China’s migrant workers cut adrift by economic woes

HEADING HOMEIn Guangdong Province, thousands of workers have gathered outside shuttered factories, demanding unpaid wages, forcing authorities to act


As the global financial crisis squeezes once-thriving Chinese manufacturing regions, the fate of people like Xue Fengqiao looks to figure ever higher on the Chinese leadership’s agenda.

Xue, 24, and his fiancee migrated from poor Shanxi Province to coastal Fujian 14 months ago, dreaming of amassing a nest egg by working factory jobs.

But both were laid off last month, joining the swelling ranks of Chinese workers cut adrift by the crisis, and who now pose a looming stability problem for China’s leaders.

“We really don’t know what to do. We can’t go home but there are fewer jobs here and they don’t pay enough,” said Xue, sitting dejectedly in a government jobs center crowded with anxious unemployed workers.

Xue was let go by a machinery factory in this industrial town as foreign orders dried up.

“It’s even worse in other places. Everyone we know is desperate,” he said.

The Chinese Communist Party already grapples with thousands of violent public outbursts each year by marginalised people in society.

And experts warn the problem could spike as more of China’s estimated 200 million rural migrant workers lose their jobs.

Layoffs had already been growing as Chinese manufacturers retooled in recent years for higher-value products, said Constance Thomas, the International Labor Organization’s China director.

But the ILO expects “at least several million” new jobless due to the global crisis.

“That has to be any leader’s greatest fear — to have a large percentage of their population unemployed, without income, without security. Clearly, measures have to be taken to ensure that doesn’t happen,” Thomas said.

An estimated 30 million workers lost jobs from 1996 to 2004 as the government restructured state-owned companies, causing widespread protests and contributing to the masses of migrant workers today.

This time, authorities have even less control over the process, said Willy Lam, a veteran China-watcher at the Chinese University of Hong Kong.

“Last time, the government could slow down layoffs if needed. But now global forces are at work.
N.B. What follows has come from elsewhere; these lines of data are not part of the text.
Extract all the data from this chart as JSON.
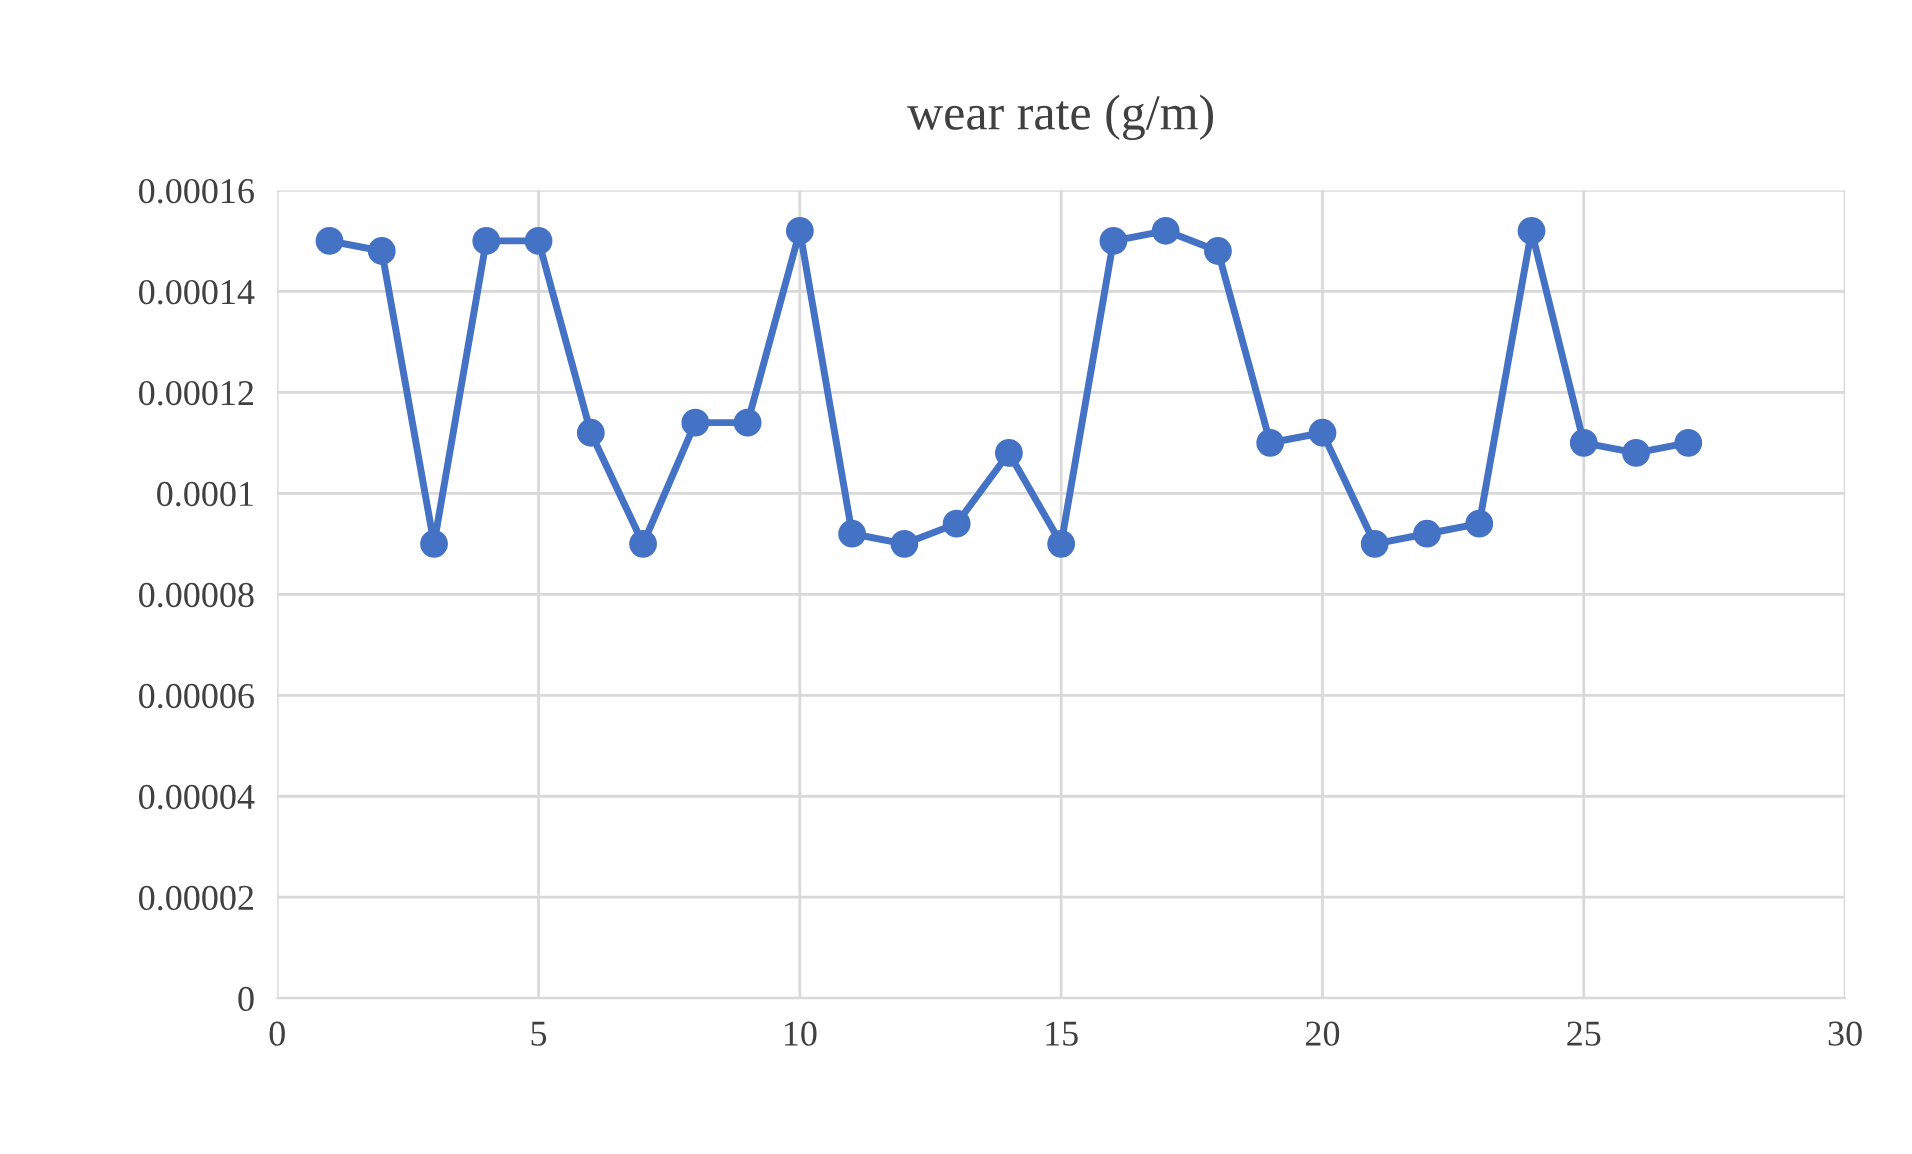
{
  "chart_data": {
    "type": "line",
    "title": "wear rate (g/m)",
    "x": [
      1,
      2,
      3,
      4,
      5,
      6,
      7,
      8,
      9,
      10,
      11,
      12,
      13,
      14,
      15,
      16,
      17,
      18,
      19,
      20,
      21,
      22,
      23,
      24,
      25,
      26,
      27
    ],
    "series": [
      {
        "color": "#4472c4",
        "values": [
          0.00015,
          0.000148,
          9e-05,
          0.00015,
          0.00015,
          0.000112,
          9e-05,
          0.000114,
          0.000114,
          0.000152,
          9.2e-05,
          9e-05,
          9.4e-05,
          0.000108,
          9e-05,
          0.00015,
          0.000152,
          0.000148,
          0.00011,
          0.000112,
          9e-05,
          9.2e-05,
          9.4e-05,
          0.000152,
          0.00011,
          0.000108,
          0.00011
        ]
      }
    ],
    "xlim": [
      0,
      30
    ],
    "xticks": [
      0,
      5,
      10,
      15,
      20,
      25,
      30
    ],
    "ylim": [
      0,
      0.00016
    ],
    "yticks": [
      {
        "value": 0,
        "label": "0"
      },
      {
        "value": 2e-05,
        "label": "0.00002"
      },
      {
        "value": 4e-05,
        "label": "0.00004"
      },
      {
        "value": 6e-05,
        "label": "0.00006"
      },
      {
        "value": 8e-05,
        "label": "0.00008"
      },
      {
        "value": 0.0001,
        "label": "0.0001"
      },
      {
        "value": 0.00012,
        "label": "0.00012"
      },
      {
        "value": 0.00014,
        "label": "0.00014"
      },
      {
        "value": 0.00016,
        "label": "0.00016"
      }
    ],
    "grid": true,
    "marker": "circle",
    "line_style": "solid",
    "legend": false
  }
}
The leadership is very worried,” he said.

The government this month announced a US$586 billion package to counter the export pain with infrastructure and other projects that will create jobs.
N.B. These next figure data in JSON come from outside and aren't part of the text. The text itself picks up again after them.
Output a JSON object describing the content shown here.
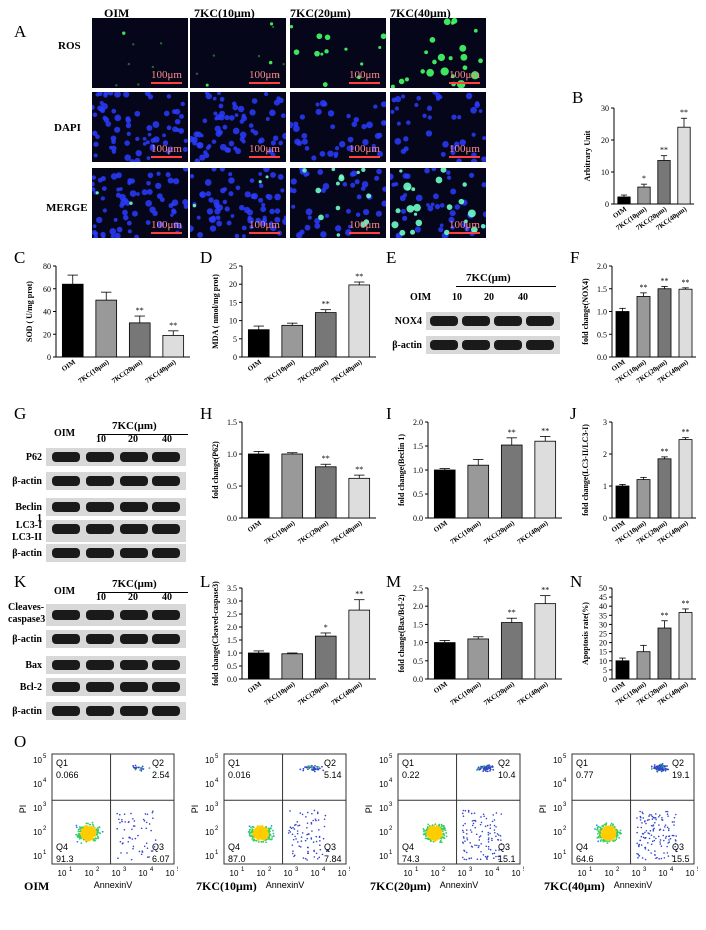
{
  "panel_letters": {
    "A": "A",
    "B": "B",
    "C": "C",
    "D": "D",
    "E": "E",
    "F": "F",
    "G": "G",
    "H": "H",
    "I": "I",
    "J": "J",
    "K": "K",
    "L": "L",
    "M": "M",
    "N": "N",
    "O": "O"
  },
  "panelA": {
    "columns": [
      "OIM",
      "7KC(10μm)",
      "7KC(20μm)",
      "7KC(40μm)"
    ],
    "rows": [
      "ROS",
      "DAPI",
      "MERGE"
    ],
    "scale_label": "100μm"
  },
  "panelE": {
    "header": "7KC(μm)",
    "lanes": [
      "OIM",
      "10",
      "20",
      "40"
    ],
    "rows": [
      "NOX4",
      "β-actin"
    ]
  },
  "panelG": {
    "header": "7KC(μm)",
    "lanes": [
      "OIM",
      "10",
      "20",
      "40"
    ],
    "rows": [
      "P62",
      "β-actin",
      "Beclin 1",
      "LC3-I",
      "LC3-II",
      "β-actin"
    ]
  },
  "panelK": {
    "header": "7KC(μm)",
    "lanes": [
      "OIM",
      "10",
      "20",
      "40"
    ],
    "rows": [
      "Cleaves-",
      "caspase3",
      "β-actin",
      "Bax",
      "Bcl-2",
      "β-actin"
    ]
  },
  "colors": {
    "c0": "#000000",
    "c1": "#999999",
    "c2": "#777777",
    "c3": "#dddddd"
  },
  "chart_data": [
    {
      "id": "B",
      "type": "bar",
      "ylabel": "Arbitrary Unit",
      "categories": [
        "OIM",
        "7KC(10μm)",
        "7KC(20μm)",
        "7KC(40μm)"
      ],
      "values": [
        2.2,
        5.3,
        13.6,
        24
      ],
      "errors": [
        0.6,
        0.9,
        1.5,
        2.8
      ],
      "sig": [
        "",
        "*",
        "**",
        "**"
      ],
      "ylim": [
        0,
        30
      ],
      "yticks": [
        "0",
        "10",
        "20",
        "30"
      ]
    },
    {
      "id": "C",
      "type": "bar",
      "ylabel": "SOD ( U/mg prot)",
      "categories": [
        "OIM",
        "7KC(10μm)",
        "7KC(20μm)",
        "7KC(40μm)"
      ],
      "values": [
        64,
        50,
        30,
        19
      ],
      "errors": [
        8,
        7,
        6,
        4
      ],
      "sig": [
        "",
        "",
        "**",
        "**"
      ],
      "ylim": [
        0,
        80
      ],
      "yticks": [
        "0",
        "20",
        "40",
        "60",
        "80"
      ]
    },
    {
      "id": "D",
      "type": "bar",
      "ylabel": "MDA ( nmol/mg prot)",
      "categories": [
        "OIM",
        "7KC(10μm)",
        "7KC(20μm)",
        "7KC(40μm)"
      ],
      "values": [
        7.5,
        8.7,
        12.2,
        19.8
      ],
      "errors": [
        1.0,
        0.6,
        0.8,
        0.8
      ],
      "sig": [
        "",
        "",
        "**",
        "**"
      ],
      "ylim": [
        0,
        25
      ],
      "yticks": [
        "0",
        "5",
        "10",
        "15",
        "20",
        "25"
      ]
    },
    {
      "id": "F",
      "type": "bar",
      "ylabel": "fold change(NOX4)",
      "categories": [
        "OIM",
        "7KC(10μm)",
        "7KC(20μm)",
        "7KC(40μm)"
      ],
      "values": [
        1.0,
        1.33,
        1.5,
        1.49
      ],
      "errors": [
        0.07,
        0.08,
        0.05,
        0.03
      ],
      "sig": [
        "",
        "**",
        "**",
        "**"
      ],
      "ylim": [
        0,
        2.0
      ],
      "yticks": [
        "0.0",
        "0.5",
        "1.0",
        "1.5",
        "2.0"
      ]
    },
    {
      "id": "H",
      "type": "bar",
      "ylabel": "fold change(P62)",
      "categories": [
        "OIM",
        "7KC(10μm)",
        "7KC(20μm)",
        "7KC(40μm)"
      ],
      "values": [
        1.0,
        1.0,
        0.8,
        0.62
      ],
      "errors": [
        0.04,
        0.02,
        0.04,
        0.05
      ],
      "sig": [
        "",
        "",
        "**",
        "**"
      ],
      "ylim": [
        0,
        1.5
      ],
      "yticks": [
        "0.0",
        "0.5",
        "1.0",
        "1.5"
      ]
    },
    {
      "id": "I",
      "type": "bar",
      "ylabel": "fold change(Beclin 1)",
      "categories": [
        "OIM",
        "7KC(10μm)",
        "7KC(20μm)",
        "7KC(40μm)"
      ],
      "values": [
        1.0,
        1.1,
        1.52,
        1.6
      ],
      "errors": [
        0.03,
        0.12,
        0.15,
        0.1
      ],
      "sig": [
        "",
        "",
        "**",
        "**"
      ],
      "ylim": [
        0,
        2.0
      ],
      "yticks": [
        "0.0",
        "0.5",
        "1.0",
        "1.5",
        "2.0"
      ]
    },
    {
      "id": "J",
      "type": "bar",
      "ylabel": "fold change(LC3-II/LC3-I)",
      "categories": [
        "OIM",
        "7KC(10μm)",
        "7KC(20μm)",
        "7KC(40μm)"
      ],
      "values": [
        1.0,
        1.2,
        1.85,
        2.45
      ],
      "errors": [
        0.05,
        0.07,
        0.06,
        0.06
      ],
      "sig": [
        "",
        "",
        "**",
        "**"
      ],
      "ylim": [
        0,
        3
      ],
      "yticks": [
        "0",
        "1",
        "2",
        "3"
      ]
    },
    {
      "id": "L",
      "type": "bar",
      "ylabel": "fold change(Cleaved-caspase3)",
      "categories": [
        "OIM",
        "7KC(10μm)",
        "7KC(20μm)",
        "7KC(40μm)"
      ],
      "values": [
        1.0,
        0.97,
        1.65,
        2.65
      ],
      "errors": [
        0.08,
        0.03,
        0.12,
        0.4
      ],
      "sig": [
        "",
        "",
        "*",
        "**"
      ],
      "ylim": [
        0,
        3.5
      ],
      "yticks": [
        "0.0",
        "0.5",
        "1.0",
        "1.5",
        "2.0",
        "2.5",
        "3.0",
        "3.5"
      ]
    },
    {
      "id": "M",
      "type": "bar",
      "ylabel": "fold change(Bax/Bcl-2)",
      "categories": [
        "OIM",
        "7KC(10μm)",
        "7KC(20μm)",
        "7KC(40μm)"
      ],
      "values": [
        1.0,
        1.1,
        1.55,
        2.07
      ],
      "errors": [
        0.06,
        0.06,
        0.12,
        0.22
      ],
      "sig": [
        "",
        "",
        "**",
        "**"
      ],
      "ylim": [
        0,
        2.5
      ],
      "yticks": [
        "0.0",
        "0.5",
        "1.0",
        "1.5",
        "2.0",
        "2.5"
      ]
    },
    {
      "id": "N",
      "type": "bar",
      "ylabel": "Apoptosis rate(%)",
      "categories": [
        "OIM",
        "7KC(10μm)",
        "7KC(20μm)",
        "7KC(40μm)"
      ],
      "values": [
        10,
        15,
        28,
        36.5
      ],
      "errors": [
        1.5,
        3.5,
        4,
        2
      ],
      "sig": [
        "",
        "",
        "**",
        "**"
      ],
      "ylim": [
        0,
        50
      ],
      "yticks": [
        "0",
        "5",
        "10",
        "15",
        "20",
        "25",
        "30",
        "35",
        "40",
        "45",
        "50"
      ]
    }
  ],
  "flow": {
    "xlabel": "AnnexinV",
    "ylabel": "PI",
    "ticks": [
      "1",
      "2",
      "3",
      "4",
      "5"
    ],
    "plots": [
      {
        "title": "OIM",
        "q1": "0.066",
        "q2": "2.54",
        "q3": "6.07",
        "q4": "91.3"
      },
      {
        "title": "7KC(10μm)",
        "q1": "0.016",
        "q2": "5.14",
        "q3": "7.84",
        "q4": "87.0"
      },
      {
        "title": "7KC(20μm)",
        "q1": "0.22",
        "q2": "10.4",
        "q3": "15.1",
        "q4": "74.3"
      },
      {
        "title": "7KC(40μm)",
        "q1": "0.77",
        "q2": "19.1",
        "q3": "15.5",
        "q4": "64.6"
      }
    ],
    "qlabels": [
      "Q1",
      "Q2",
      "Q3",
      "Q4"
    ]
  }
}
The trouble has been most acute in southern Guangdong Province, China’s manufacturing heartland, where one-fifth of factories in major cities are expected to close by January alone, according to industry estimates.
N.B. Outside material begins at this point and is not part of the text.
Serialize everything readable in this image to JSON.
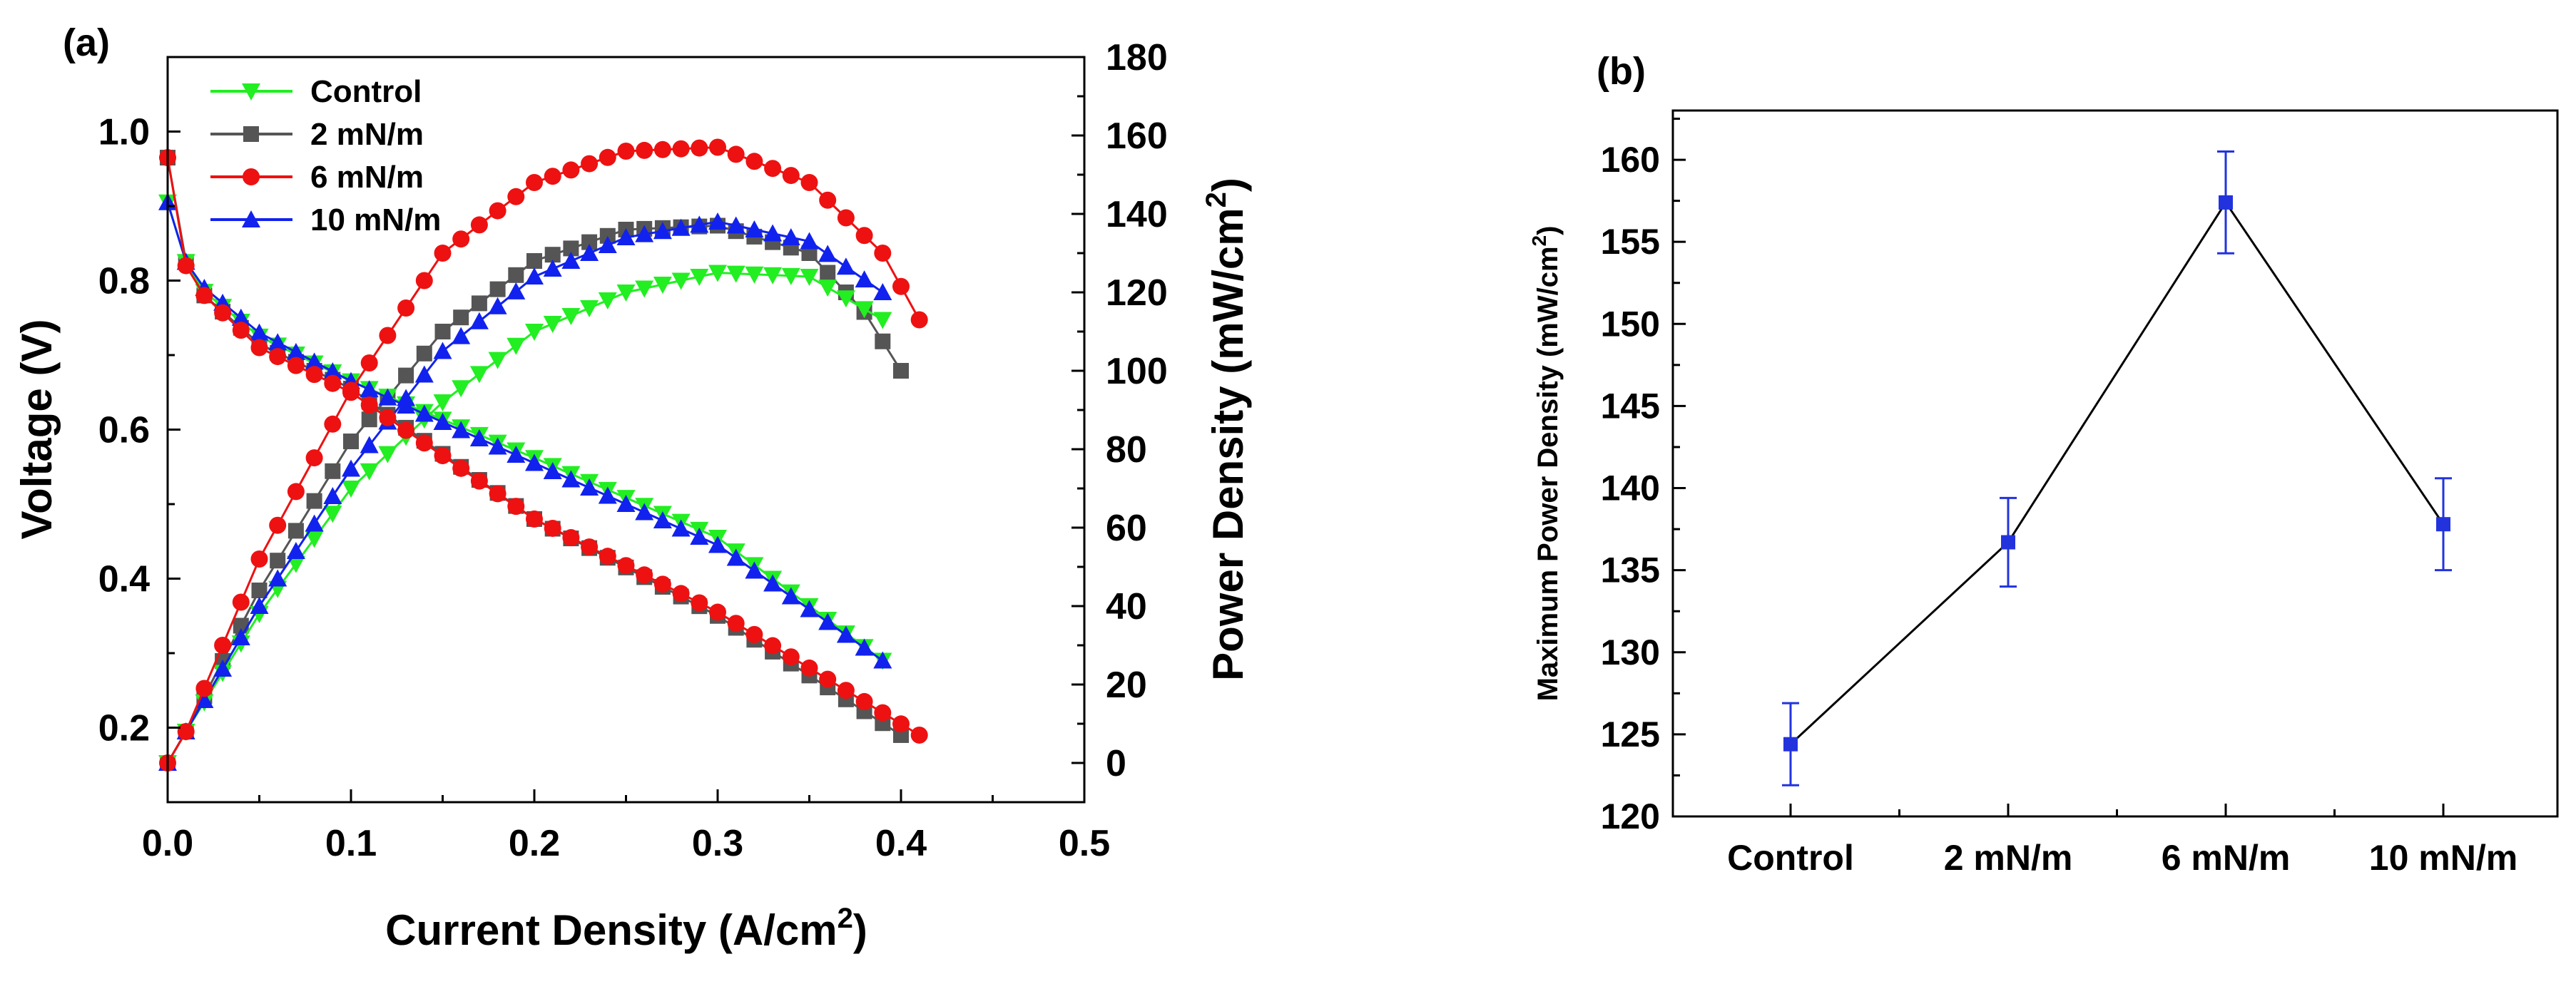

Thousands of workers have gathered outside shuttered factories there, demanding unpaid wages, forcing local authorities to intervene.

But the pain is now spreading up the coast to places such as Tongan.

Gao Fengxiang, 42, came from Hunan Province in February to a factory job here.

Three weeks ago he was laid off and his employer and government officials have denied him required unemployment and medical insurance, he said.

“We have been cheated. They lied to us,” Gao said, his voice rising in the Tongan labor office as fellow migrants murmured in agreement.

The shabby office is packed with jobless workers checking job advertisements offering 1,200 yuan to 2,500 yuan (about US$175 to US$370) — about 50 percent less than earlier this year, Gao said.

“None of the jobs pay enough. We’re abandoned,” he said.

The ILO’s Thomas said China was ramping up re-training programs and addressing holes in the social safety net. She expects big infrastructure projects to absorb many workers soon.